“Fans” & “Followers” to the Rescue!

Still wondering why it's important to have a loyal group of "fans" and "followers" online? Many people struggle to see the value in cultivating communities on Facebook and Twitter. Will it lead to more sales? How will this improve the bottom line? Well, here is an example of another way you could see ROI from your digital following.

On Monday, the Washington, D.C. City Council threatened to pass an amendment on a taxi modernization bill that would create a minimum cab fare in the city. The amendment would have negatively affected new kid on the block and industry disrupter, Uber, by making its minimum fare five times the price of a traditional cab’s fare. Uber brings luxury living to the masses with low-cost private drivers chauffeuring social Washingtonians around town in "sleek black cars." Launched last December, Uber quickly found an enthusiastic customer base eager to hail reliable and safe vehicles from the palm of their hand. The Uber mobile app allows monthly subscribers to find nearby and available drivers and request an immediate pick up. The dreaded haggling over credit card vs. cash payment is avoided with the app automatically deducting fare, which includes tip, from the subscriber’s card on file. The reliability and convenience of Uber gave many people in our nation’s capital the transportation solution that would suit their lifestyle. However, Uber hit a speed bump with the pending rollout of their new low-cost hybrid vehicle service, Uber X. The amendment proposed by the D.C. City Council would have dramatically increased the cost of Uber X, which is aimed at a more cost-conscious demographic. Unwilling to accept the legislation that would have potentially halted the launch of their new program in D.C., Uber quickly took to their social media pages and email lists to call on supporters to sign a petition and contact City Council members to defeat the minimum fare language from the proposed amendment. 

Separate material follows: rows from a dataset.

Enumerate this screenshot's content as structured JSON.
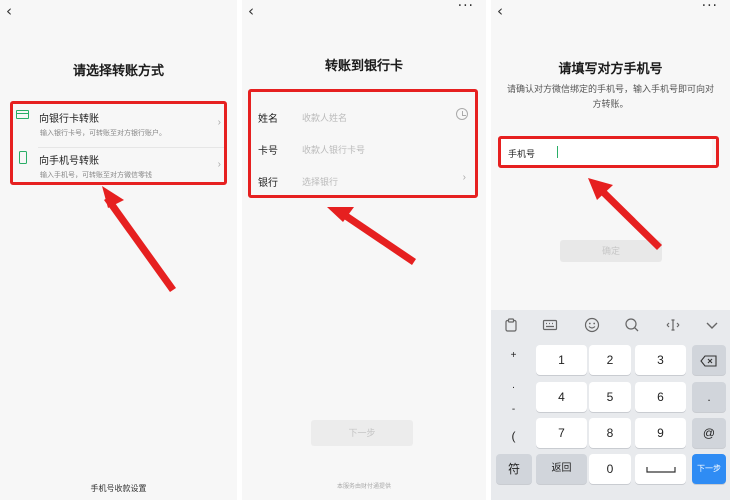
{
  "panel1": {
    "back_icon": "chevron-left",
    "title": "请选择转账方式",
    "options": [
      {
        "icon": "bank-card-icon",
        "title": "向银行卡转账",
        "subtitle": "输入银行卡号，可转账至对方银行账户。"
      },
      {
        "icon": "mobile-phone-icon",
        "title": "向手机号转账",
        "subtitle": "输入手机号，可转账至对方微信零钱"
      }
    ],
    "footer_link": "手机号收款设置"
  },
  "panel2": {
    "back_icon": "chevron-left",
    "more_icon": "more-dots",
    "title": "转账到银行卡",
    "fields": [
      {
        "label": "姓名",
        "placeholder": "收款人姓名",
        "icon": "clock-icon"
      },
      {
        "label": "卡号",
        "placeholder": "收款人银行卡号",
        "icon": ""
      },
      {
        "label": "银行",
        "placeholder": "选择银行",
        "icon": "chevron-right-icon"
      }
    ],
    "next_button": "下一步",
    "service_note": "本服务由财付通提供"
  },
  "panel3": {
    "back_icon": "chevron-left",
    "more_icon": "more-dots",
    "title": "请填写对方手机号",
    "description": "请确认对方微信绑定的手机号，输入手机号即可向对方转账。",
    "phone_label": "手机号",
    "phone_value": "",
    "confirm_button": "确定",
    "keyboard": {
      "toolbar_icons": [
        "clipboard-icon",
        "keyboard-icon",
        "emoji-icon",
        "search-icon",
        "cursor-move-icon",
        "collapse-icon"
      ],
      "symbols": [
        "+",
        ".",
        "-",
        "("
      ],
      "rows": [
        [
          "1",
          "2",
          "3",
          "⌫"
        ],
        [
          "4",
          "5",
          "6",
          "."
        ],
        [
          "7",
          "8",
          "9",
          "@"
        ],
        [
          "符",
          "返回",
          "0",
          "␣",
          "下一步"
        ]
      ]
    }
  },
  "annotation_color": "#e62020",
  "accent_color": "#2aae67"
}
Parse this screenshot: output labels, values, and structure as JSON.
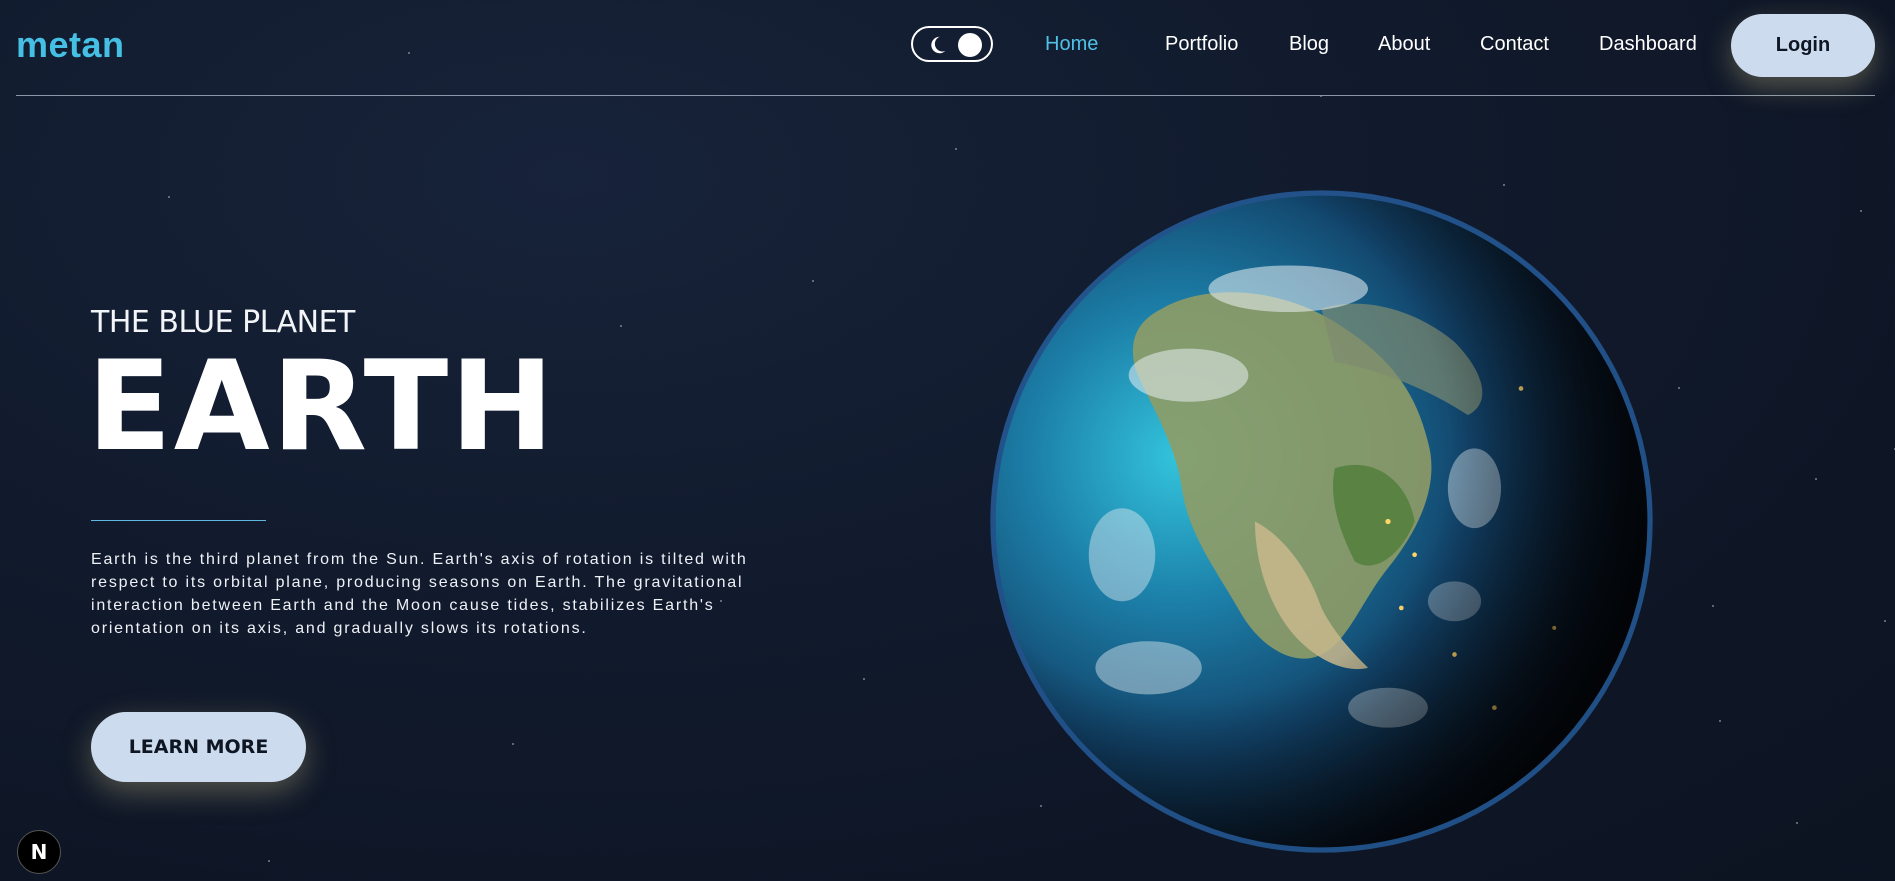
{
  "header": {
    "logo": "metan",
    "nav": [
      {
        "label": "Home",
        "active": true
      },
      {
        "label": "Portfolio",
        "active": false
      },
      {
        "label": "Blog",
        "active": false
      },
      {
        "label": "About",
        "active": false
      },
      {
        "label": "Contact",
        "active": false
      },
      {
        "label": "Dashboard",
        "active": false
      }
    ],
    "login_label": "Login",
    "theme_toggle_icons": [
      "moon-icon",
      "sun-icon"
    ]
  },
  "hero": {
    "eyebrow": "THE BLUE PLANET",
    "title": "EARTH",
    "description": "Earth is the third planet from the Sun. Earth's axis of rotation is tilted with respect to its orbital plane, producing seasons on Earth. The gravitational interaction between Earth and the Moon cause tides, stabilizes Earth's orientation on its axis, and gradually slows its rotations.",
    "cta_label": "LEARN MORE",
    "image": "earth-globe"
  },
  "badge": {
    "label": "N"
  },
  "colors": {
    "accent": "#4fc1e6",
    "background": "#111a2c",
    "button_bg": "#ccdcee",
    "button_text": "#0e1523"
  }
}
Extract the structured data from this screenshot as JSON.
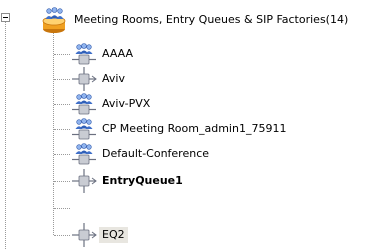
{
  "tree": {
    "root": {
      "label": "Meeting Rooms, Entry Queues & SIP Factories(14)",
      "icon": "database-people-icon",
      "expanded": true
    },
    "items": [
      {
        "label": "AAAA",
        "icon": "meeting-room-icon",
        "bold": false,
        "selected": false
      },
      {
        "label": "Aviv",
        "icon": "entry-queue-icon",
        "bold": false,
        "selected": false
      },
      {
        "label": "Aviv-PVX",
        "icon": "meeting-room-icon",
        "bold": false,
        "selected": false
      },
      {
        "label": "CP Meeting Room_admin1_75911",
        "icon": "meeting-room-icon",
        "bold": false,
        "selected": false
      },
      {
        "label": "Default-Conference",
        "icon": "meeting-room-icon",
        "bold": false,
        "selected": false
      },
      {
        "label": "EntryQueue1",
        "icon": "entry-queue-icon",
        "bold": true,
        "selected": false
      },
      {
        "label": "EQ2",
        "icon": "entry-queue-icon",
        "bold": false,
        "selected": true
      }
    ]
  },
  "colors": {
    "people_blue": "#3f6fc8",
    "people_head": "#8fb3ee",
    "db_orange": "#f0a020",
    "db_top": "#ffd270",
    "node_gray": "#8a8f99",
    "selection_bg": "#e8e6e0"
  }
}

Within hours, the community jumped into action, putting together a remarkable response. Uber reported these actions taken:

  • More than 50,000 emails sent to DC Council members by constituents and Uber supporters
  • 4,300 signatures and counting on a single Change.org petition (out of several)
  • More than 27,000 tweets about “Uber” (6,500 mentioning “Uber DC” specifically)
  • More than 2,200 mentions for @Uber_DC
  • More than 500 retweets of @Uber_DC tweets
  • @Uber_DC gained more than 330 followers
  • “Uber” and “UberDCLove” have trended consistently for the past 24 hours
  • More than 300 "likes" across three status updates
  • Over 100 "shares"
  • More than 223,000 views (on Facebook)
  • Potentially millions of impressions through earned media, with outlets such as the New York Times, The Atlantic, TechCrunch and more covering the story.
The effort clogged the inboxes of City Council members and persuaded them to rethink the issue. By Tuesday afternoon the amendment had been changed to exclude the controversial pieces and passed. Quite a turn of events in 24 hours, eh?

Gaining the trust and support of people on social media can pay large dividends when a crisis hits and you need them. Uber fostered engaged communities from the get-go, providing them with an army of willing supporters ready to take action when needed. Having people like that in your corner is a clear reason  "likes" and "followers" can pay off in the long run. Talk about ROI!

When trouble arises for your brand where will you look for help?